Another reflection concerns the further clients of the intervention, parents and work colleagues; building a client relationship with them remains an important objective for any intervention in schools. In each of these two cases, the parents exist in the shadows, and it seems that their problems (settling in a new country in the first case; in the second case, in becoming aware of their daughter’s discomfort) prevent them from building a commitment to the school in order to shape the future of their children. Their absence is the premise of school interventions, but also the ultimate goal of interventions, as in these cases of combating early school leaving, in which it is necessary to develop ad hoc interventions with parents in unprecedented settings. As far as the relationship with fellow teachers is concerned, in both cases the school “thinks” that it does not have enough resources for these problematic cases, both economic resources and in terms of competence.

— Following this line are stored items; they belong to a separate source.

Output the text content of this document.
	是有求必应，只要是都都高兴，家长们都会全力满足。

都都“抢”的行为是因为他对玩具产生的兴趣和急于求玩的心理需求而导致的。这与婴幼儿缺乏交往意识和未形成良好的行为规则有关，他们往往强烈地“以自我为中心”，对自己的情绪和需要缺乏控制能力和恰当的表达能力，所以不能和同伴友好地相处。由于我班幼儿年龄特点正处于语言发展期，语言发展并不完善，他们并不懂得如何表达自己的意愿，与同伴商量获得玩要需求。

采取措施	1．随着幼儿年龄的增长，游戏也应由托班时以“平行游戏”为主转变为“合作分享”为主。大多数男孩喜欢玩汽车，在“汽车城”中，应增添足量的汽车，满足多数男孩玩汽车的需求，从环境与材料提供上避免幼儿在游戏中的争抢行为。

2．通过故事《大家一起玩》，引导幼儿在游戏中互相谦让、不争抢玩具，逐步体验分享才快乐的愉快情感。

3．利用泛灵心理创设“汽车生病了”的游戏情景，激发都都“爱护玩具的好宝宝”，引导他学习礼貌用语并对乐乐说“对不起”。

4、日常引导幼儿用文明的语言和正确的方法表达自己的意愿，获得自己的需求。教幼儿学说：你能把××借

Once this first moment of stalemate has been overcome, colleagues (or some of them) appreciate the outcome of the intervention.
We conclude by noting the almost absence in the psycho-pedagogical scientific literature of reports of interventions aimed at the so-called other SEN, contrary to the flourishing of diagnoses [
9] and interventions aimed at students with SLD [
18,
19,
20,
21,
22,
23,
24,
25]. The hypothesis we propose in this regard is that intervening in students with neurodevelopmental disorders, such as DSA (dyslexia, dysgraphia, dyscalculia, dysorthography) involves the use of more standardized and common compensatory tools and dispensatory measures. Conversely, in the cases of “otherSEN” psycho-social factors, as well as socio-economic disadvantage, social and cultural deprivation, anxiety disorders, reactive emotional disorders, etc., conditions which by their nature are multifactorial and to which it is not possible to apply standardized interventions to improve their inclusion.
This opens up the need to personalize the intervention aimed at them taking into account the complexity with which these “other” special educational needs manifest themselves and the disadvantaged conditions from which they derive and take shape.